Он приподнял голову и с сожалением посмотрел на меня.
— Слюнтяй ты, парень, если так говоришь. Тряпка, и все. Ты бы башкой своей поразмыслил как следует, не молол бы такой чепухи. Ну, положим, меня убьют. Думаешь, жизни на земле больше не будет и сады не зацветут? Твои руки за лопату возьмутся, работать станут. А тебя убьют, вон Ванька Туляков останется. В крайнем случае — Степка Застрехин, Мишка Селиванов, Сенька Гвоздев, Володька Дубровин, наш лейтенант или повар Трофимов, медсестра Тоня, пулеметчик Кириллов, генерал и комбат, товарищ комиссар. Да мало ли наших людей воюет? Всех не перебьешь, а русский народ не переборешь, потому как наше дело справедливое, и мы победим.
Я разозлился на Гришина за эту речь, но не мог возразить ему. Я чувствовал, что он прав, и мне было стыдно.
Гришин засмеялся и тихо дотронулся до моего плеча:
— Ты, брат, выбрось из головы всякую дурь, оно легче станет. Я Дуняшке так и напишу насчет виноградника, что это дело мы развернем после войны как следует. Не так, чтобы в одном нашем огородном участке, а на большом колхозном поле, для всех. Согласен?

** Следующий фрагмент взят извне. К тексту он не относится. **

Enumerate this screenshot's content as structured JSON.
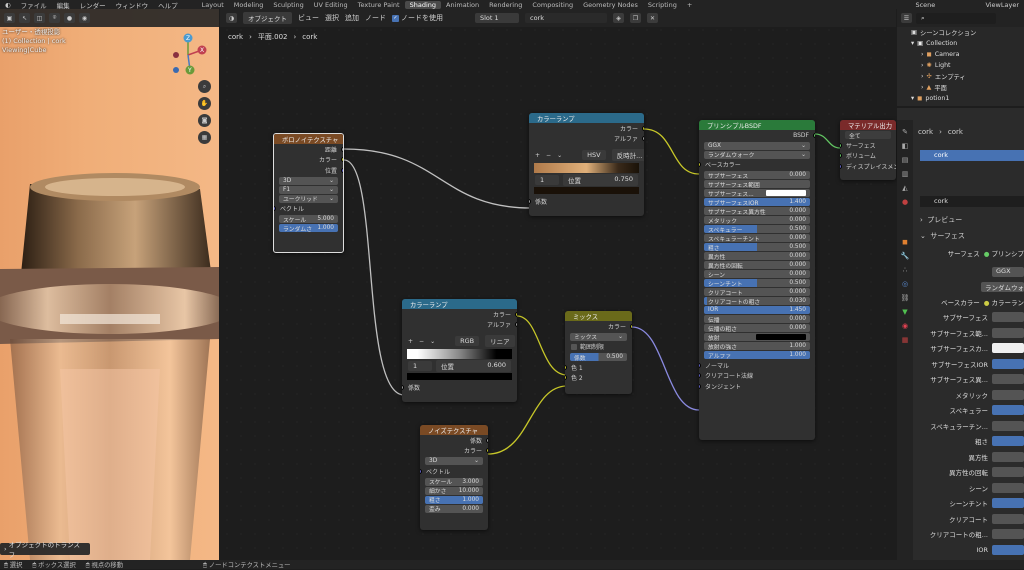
{
  "topbar": {
    "menus": [
      "ファイル",
      "編集",
      "レンダー",
      "ウィンドウ",
      "ヘルプ"
    ],
    "workspaces": [
      "Layout",
      "Modeling",
      "Sculpting",
      "UV Editing",
      "Texture Paint",
      "Shading",
      "Animation",
      "Rendering",
      "Compositing",
      "Geometry Nodes",
      "Scripting"
    ],
    "active": "Shading",
    "plus": "+",
    "scene": "Scene",
    "viewlayer": "ViewLayer"
  },
  "viewport": {
    "lines": [
      "ユーザー・透視投影",
      "(1) Collection | cork",
      "Viewing|Cube"
    ],
    "axis": {
      "x": "X",
      "y": "Y",
      "z": "Z"
    },
    "op": "オブジェクトのトランスフ"
  },
  "editor": {
    "mode": "オブジェクト",
    "menus": [
      "ビュー",
      "選択",
      "追加",
      "ノード"
    ],
    "use_nodes": "ノードを使用",
    "slot": "Slot 1",
    "material": "cork",
    "breadcrumb": [
      "cork",
      "平面.002",
      "cork"
    ]
  },
  "nodes": {
    "voronoi": {
      "title": "ボロノイテクスチャ",
      "outs": [
        "距離",
        "カラー",
        "位置"
      ],
      "dims": "3D",
      "feature": "F1",
      "metric": "ユークリッド",
      "vector": "ベクトル",
      "scale_l": "スケール",
      "scale_v": "5.000",
      "rand_l": "ランダムさ",
      "rand_v": "1.000"
    },
    "ramp1": {
      "title": "カラーランプ",
      "outs": [
        "カラー",
        "アルファ"
      ],
      "mode": "HSV",
      "interp": "反時計...",
      "idx": "1",
      "pos_l": "位置",
      "pos_v": "0.750",
      "fac": "係数",
      "btns": [
        "+",
        "−",
        "⌄"
      ]
    },
    "ramp2": {
      "title": "カラーランプ",
      "outs": [
        "カラー",
        "アルファ"
      ],
      "mode": "RGB",
      "interp": "リニア",
      "idx": "1",
      "pos_l": "位置",
      "pos_v": "0.600",
      "fac": "係数",
      "btns": [
        "+",
        "−",
        "⌄"
      ]
    },
    "mix": {
      "title": "ミックス",
      "out": "カラー",
      "blend": "ミックス",
      "clamp": "範囲制限",
      "fac_l": "係数",
      "fac_v": "0.500",
      "c1": "色 1",
      "c2": "色 2"
    },
    "noise": {
      "title": "ノイズテクスチャ",
      "outs": [
        "係数",
        "カラー"
      ],
      "dims": "3D",
      "vector": "ベクトル",
      "fields": [
        {
          "l": "スケール",
          "v": "3.000"
        },
        {
          "l": "細かさ",
          "v": "10.000"
        },
        {
          "l": "粗さ",
          "v": "1.000"
        },
        {
          "l": "歪み",
          "v": "0.000"
        }
      ]
    },
    "bsdf": {
      "title": "プリンシプルBSDF",
      "out": "BSDF",
      "dist": "GGX",
      "sss": "ランダムウォーク",
      "base": "ベースカラー",
      "fields": [
        {
          "l": "サブサーフェス",
          "v": "0.000"
        },
        {
          "l": "サブサーフェス範囲",
          "v": ""
        },
        {
          "l": "サブサーフェス...",
          "v": ""
        },
        {
          "l": "サブサーフェスIOR",
          "v": "1.400"
        },
        {
          "l": "サブサーフェス異方性",
          "v": "0.000"
        },
        {
          "l": "メタリック",
          "v": "0.000"
        },
        {
          "l": "スペキュラー",
          "v": "0.500"
        },
        {
          "l": "スペキュラーチント",
          "v": "0.000"
        },
        {
          "l": "粗さ",
          "v": "0.500"
        },
        {
          "l": "異方性",
          "v": "0.000"
        },
        {
          "l": "異方性の回転",
          "v": "0.000"
        },
        {
          "l": "シーン",
          "v": "0.000"
        },
        {
          "l": "シーンチント",
          "v": "0.500"
        },
        {
          "l": "クリアコート",
          "v": "0.000"
        },
        {
          "l": "クリアコートの粗さ",
          "v": "0.030"
        },
        {
          "l": "IOR",
          "v": "1.450"
        },
        {
          "l": "伝播",
          "v": "0.000"
        },
        {
          "l": "伝播の粗さ",
          "v": "0.000"
        },
        {
          "l": "放射",
          "v": ""
        },
        {
          "l": "放射の強さ",
          "v": "1.000"
        },
        {
          "l": "アルファ",
          "v": "1.000"
        }
      ],
      "ins": [
        "ノーマル",
        "クリアコート法線",
        "タンジェント"
      ]
    },
    "output": {
      "title": "マテリアル出力",
      "target": "全て",
      "ins": [
        "サーフェス",
        "ボリューム",
        "ディスプレイスメント"
      ]
    }
  },
  "outliner": {
    "title": "シーンコレクション",
    "items": [
      "Collection",
      "Camera",
      "Light",
      "エンプティ",
      "平面",
      "potion1"
    ]
  },
  "props": {
    "obj": "cork",
    "mat": "cork",
    "slot": "cork",
    "mat2": "cork",
    "preview": "プレビュー",
    "surface_hdr": "サーフェス",
    "surface_l": "サーフェス",
    "surface_v": "プリンシプ",
    "dist": "GGX",
    "sss": "ランダムウォ",
    "base_l": "ベースカラー",
    "base_v": "カラーラン",
    "rows": [
      "サブサーフェス",
      "サブサーフェス範...",
      "サブサーフェスカ...",
      "サブサーフェスIOR",
      "サブサーフェス異...",
      "メタリック",
      "スペキュラー",
      "スペキュラーチン...",
      "粗さ",
      "異方性",
      "異方性の回転",
      "シーン",
      "シーンチント",
      "クリアコート",
      "クリアコートの粗...",
      "IOR"
    ]
  },
  "status": {
    "items": [
      "選択",
      "ボックス選択",
      "視点の移動",
      "ノードコンテクストメニュー"
    ]
  }
}
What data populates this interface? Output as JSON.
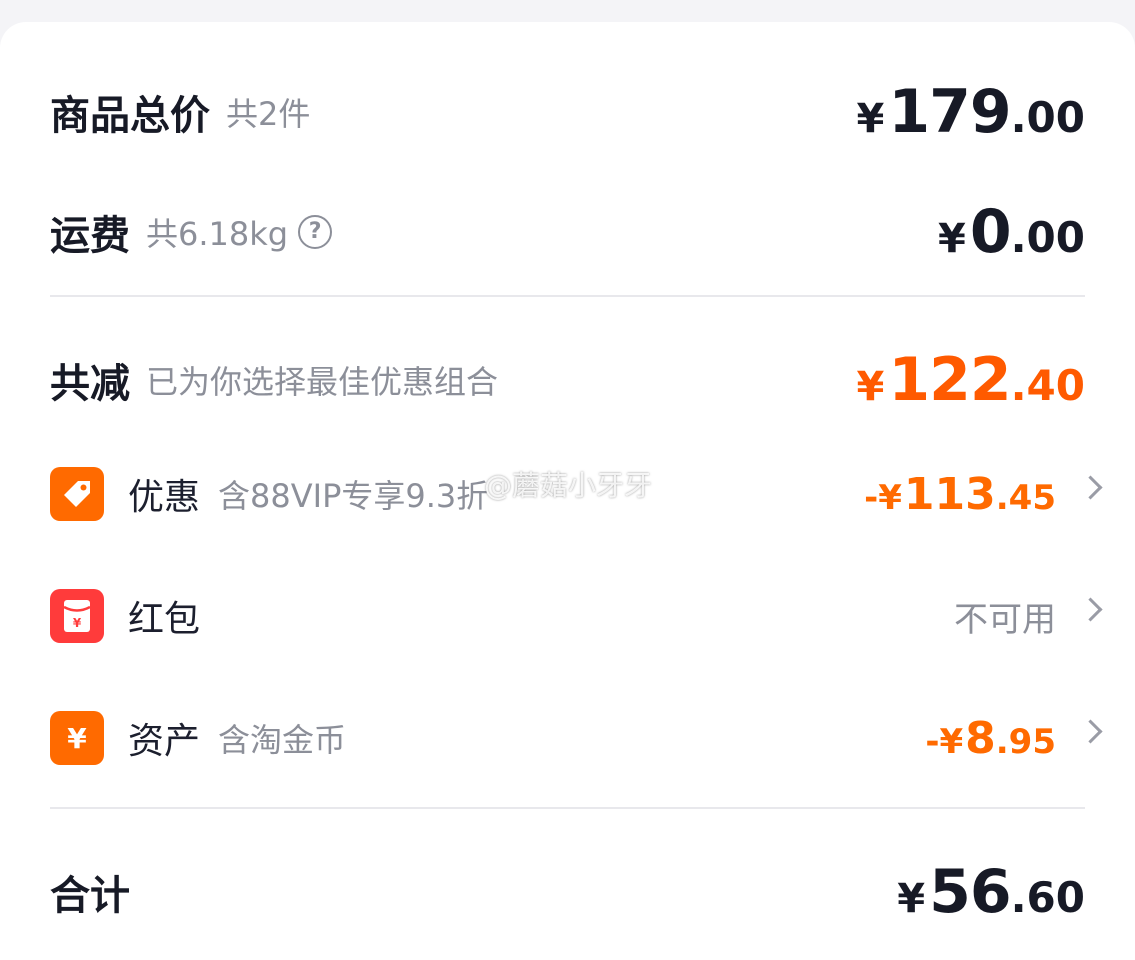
{
  "summary": {
    "goods_total": {
      "label": "商品总价",
      "note": "共2件",
      "symbol": "¥",
      "int": "179",
      "dec": ".00"
    },
    "shipping": {
      "label": "运费",
      "note": "共6.18kg",
      "help_glyph": "?",
      "symbol": "¥",
      "int": "0",
      "dec": ".00"
    },
    "discount_total": {
      "label": "共减",
      "note": "已为你选择最佳优惠组合",
      "symbol": "¥",
      "int": "122",
      "dec": ".40"
    }
  },
  "items": [
    {
      "label": "优惠",
      "note": "含88VIP专享9.3折",
      "prefix": "-¥",
      "int": "113",
      "dec": ".45",
      "icon": "tag-icon"
    },
    {
      "label": "红包",
      "status": "不可用",
      "icon": "red-packet-icon"
    },
    {
      "label": "资产",
      "note": "含淘金币",
      "prefix": "-¥",
      "int": "8",
      "dec": ".95",
      "icon": "yuan-coin-icon"
    }
  ],
  "total": {
    "label": "合计",
    "symbol": "¥",
    "int": "56",
    "dec": ".60"
  },
  "watermark": "@蘑菇小牙牙",
  "colors": {
    "accent": "#ff5a00",
    "icon_orange": "#ff6a00",
    "icon_red": "#ff3b3b",
    "muted": "#8c8f99"
  }
}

Я закивал и с признательностью положил свою ладонь на прохладную и шершавую руку Гришина.
С этих пор я все больше стал думать не о смерти, а о жизни, не о страхе перед врагом, а о победе над ним, а иногда даже мечтал о том, как вернусь домой, кем стану после войны, каким делом буду заниматься. И каждый раз эти мечты уносили меня в огромный цветущий сад, среди которого стояли Гришин с Дуняшей и приветливо улыбались мне.
Мы продолжали воевать на мурманском направлении. Солдаты говорили о том, что на нашем участке на днях ожидается крупное наступление немцев. Говорили об этом и офицеры, хотя никаких приказов на этот счет еще не было. Ну что же, наступление так наступление. Посмотрим, чья возьмет.
На передовой было затишье.
Однажды утром в расположении нашего батальона появился генерал. Значит, наступление действительно ожидается, раз командование осматривает позиции.
В этот день я был на КП батальона связным от нашей роты и нечаянно попался на глаза генералу. После того как я отдал ему честь, он спросил:
— Что это у тебя?
Я увидел, что он смотрит на «лейку», и покраснел.
— Это фотоаппарат, товарищ генерал, — виновато сказал я.
— А снимать хорошо умеешь?
— Отлично, товарищ генерал.
— А ну-ка покажи, что ты наснимал.
Я объяснил, что фотографий у меня нет, потому что в полку не имеется лаборатории и химикатов. Я снимаю только на пленку и храню ее в вещмешке.
— Жаль, жаль, — сказал генерал. — Не мешало бы посмотреть твои карточки.
— Это можно сделать, — сказал майор, сопровождавший генерала. — В редакции дивизионной газеты есть лаборатория.